Before we come to the interesting part, I want to mention the Troobleshooting part. The tutorial provides a few steps for that, which I followed afer I was unbable to ping 192.168.255.1, which is the default gateway for the VPN containers, even though a connection was established. It took me a while to notice why.

using:

docker logs <yourOpenVpnContainerName

I noticed a large block of "Bad compression stub decompression header byte: xx". This stems from a compression incompatibility from the OpenVPN Server version and the Client version. You can read up on it, if it interests you, but to fix it, go to the "openvpn.conf" file and remove any mention of: "comp-lzo no". This will fix it.

Port Forwarding

Now we get to the part, which my question actually was all about. Configure the port forwarding.

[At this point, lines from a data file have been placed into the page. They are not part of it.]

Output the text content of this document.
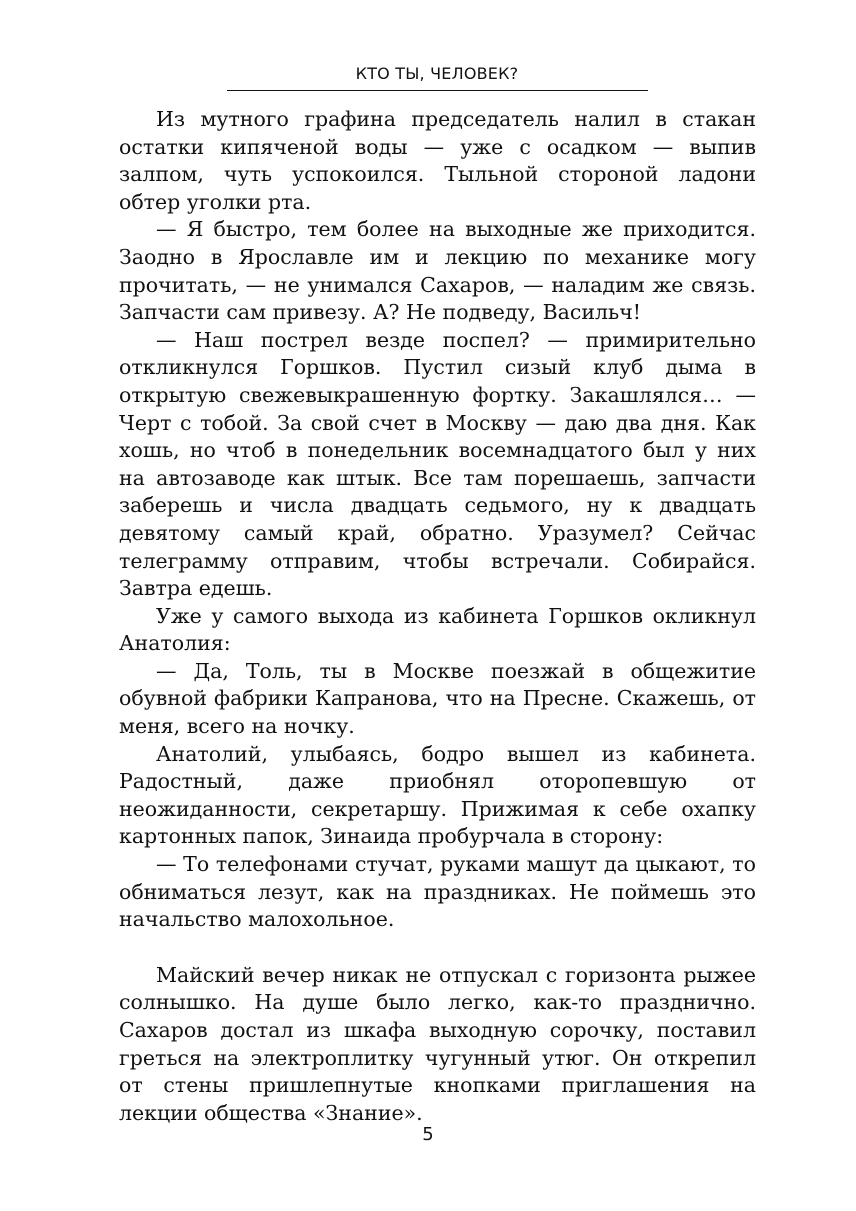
КТО ТЫ, ЧЕЛОВЕК?

Из мутного графина председатель налил в стакан остатки кипяченой воды — уже с осадком — выпив залпом, чуть успокоился. Тыльной стороной ладони обтер уголки рта.

— Я быстро, тем более на выходные же приходится. Заодно в Ярославле им и лекцию по механике могу прочитать, — не унимался Сахаров, — наладим же связь. Запчасти сам привезу. А? Не подведу, Васильч!

— Наш пострел везде поспел? — примирительно откликнулся Горшков. Пустил сизый клуб дыма в открытую свежевыкрашенную фортку. Закашлялся… — Черт с тобой. За свой счет в Москву — даю два дня. Как хошь, но чтоб в понедельник восемнадцатого был у них на автозаводе как штык. Все там порешаешь, запчасти заберешь и числа двадцать седьмого, ну к двадцать девятому самый край, обратно. Уразумел? Сейчас телеграмму отправим, чтобы встречали. Собирайся. Завтра едешь.

Уже у самого выхода из кабинета Горшков окликнул Анатолия:

— Да, Толь, ты в Москве поезжай в общежитие обувной фабрики Капранова, что на Пресне. Скажешь, от меня, всего на ночку.

Анатолий, улыбаясь, бодро вышел из кабинета. Радостный, даже приобнял оторопевшую от неожиданности, секретаршу. Прижимая к себе охапку картонных папок, Зинаида пробурчала в сторону:

— То телефонами стучат, руками машут да цыкают, то обниматься лезут, как на праздниках. Не поймешь это начальство малохольное.

Майский вечер никак не отпускал с горизонта рыжее солнышко. На душе было легко, как-то празднично. Сахаров достал из шкафа выходную сорочку, поставил греться на электроплитку чугунный утюг. Он открепил от стены пришлепнутые кнопками приглашения на лекции общества «Знание».

5
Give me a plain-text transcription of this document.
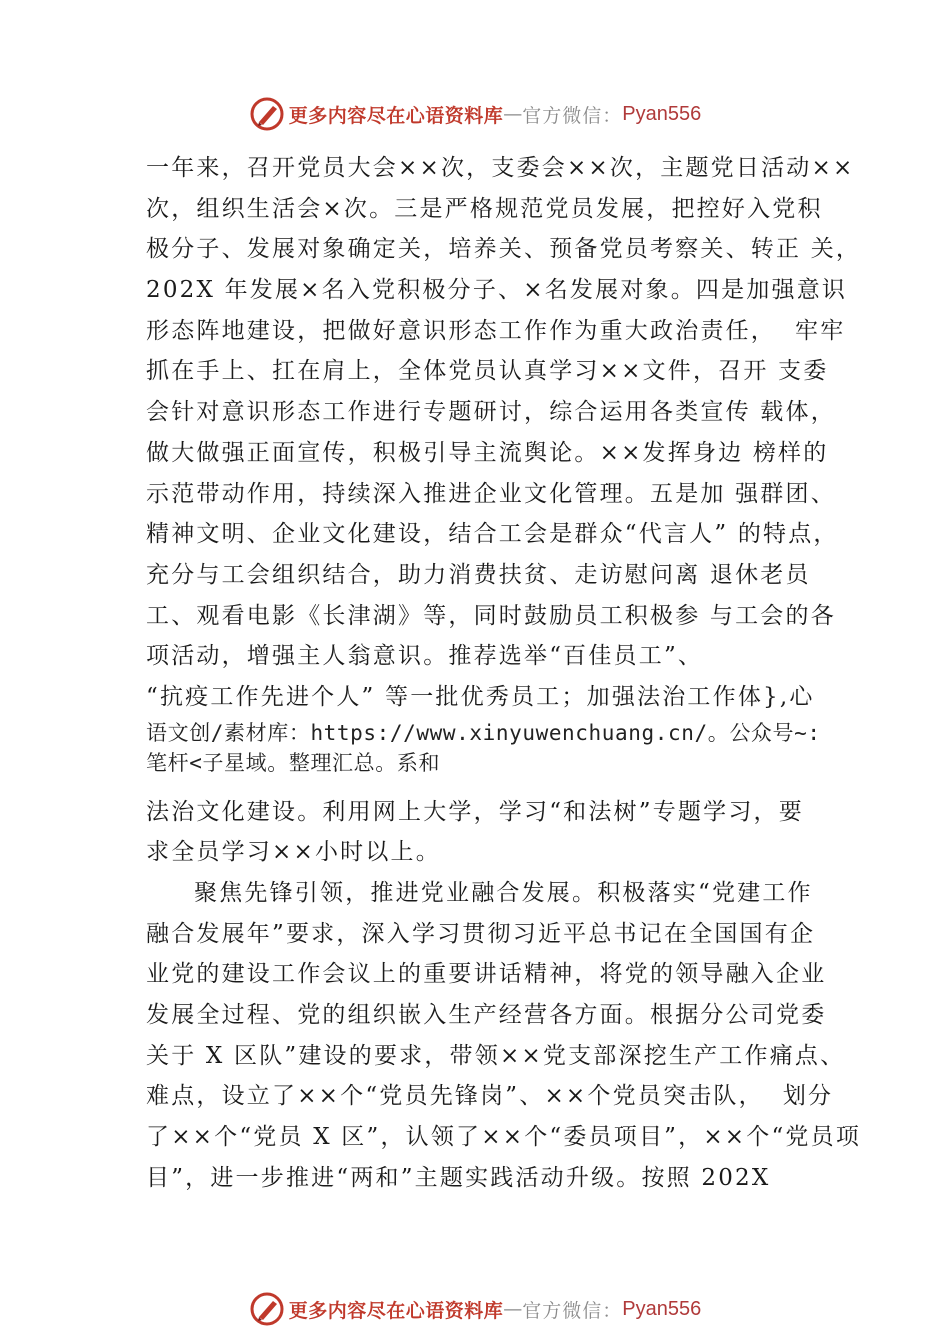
更多内容尽在心语资料库 — 官方微信： Pyan556
一年来，召开党员大会××次，支委会××次，主题党日活动××
次，组织生活会×次。三是严格规范党员发展，把控好入党积
极分子、发展对象确定关，培养关、预备党员考察关、转正 关，
202X 年发展×名入党积极分子、×名发展对象。四是加强意识
形态阵地建设，把做好意识形态工作作为重大政治责任，  牢牢
抓在手上、扛在肩上，全体党员认真学习××文件，召开 支委
会针对意识形态工作进行专题研讨，综合运用各类宣传 载体，
做大做强正面宣传，积极引导主流舆论。××发挥身边 榜样的
示范带动作用，持续深入推进企业文化管理。五是加 强群团、
精神文明、企业文化建设，结合工会是群众“代言人” 的特点，
充分与工会组织结合，助力消费扶贫、走访慰问离 退休老员
工、观看电影《长津湖》等，同时鼓励员工积极参 与工会的各
项活动，增强主人翁意识。推荐选举“百佳员工”、
“抗疫工作先进个人” 等一批优秀员工；加强法治工作体},心
语文创/素材库：https://www.xinyuwenchuang.cn/。公众号~:
笔杆<子星域。整理汇总。系和
法治文化建设。利用网上大学，学习“和法树”专题学习，要
求全员学习××小时以上。
聚焦先锋引领，推进党业融合发展。积极落实“党建工作
融合发展年”要求，深入学习贯彻习近平总书记在全国国有企
业党的建设工作会议上的重要讲话精神，将党的领导融入企业
发展全过程、党的组织嵌入生产经营各方面。根据分公司党委
关于 X 区队”建设的要求，带领××党支部深挖生产工作痛点、
难点，设立了××个“党员先锋岗”、××个党员突击队，  划分
了××个“党员 X 区”，认领了××个“委员项目”，××个“党员项
目”，进一步推进“两和”主题实践活动升级。按照 202X
更多内容尽在心语资料库 — 官方微信： Pyan556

To test that everything will work, ping 192.168.192.1 the default gateway of the docker network (at least in this example, defined in the docker-compose) from your client machine (when you have a standing VPN connection of course). If this works go on. If not, there is something wrong with your configuration.

Non we have to get into the openVPN Containers bash to configure the iptables. To do that use:

docker exec -ti -u 0 <OpenVpnContainerName> /bin/bash

(-u 0 makes you root)

Once inside run

iptables -t nat -A PREROUTING -d 192.168.255.1 -p tcp --dport 8080 -j DNAT --to-dest 192.168.192.3:8080

and

iptables -t filter -A INPUT -p tcp -d 192.168.255.1 --dport 8080 -j ACCEPT.

This will forward the bookstack instance to all VPN clients on: 192.168.255.1:8080. You can change it accordingly to your use case. This will work and do what I initially wanted to.

ATTENTION: This will not permenantly work. If the OpenVPN container stops, these iptable configurations will not be persisted! You then have to redo them. There probably is a method to automate this, but I was not able to do so till now. Anyway. Thanks for reading, and I hope this was helpfull to you.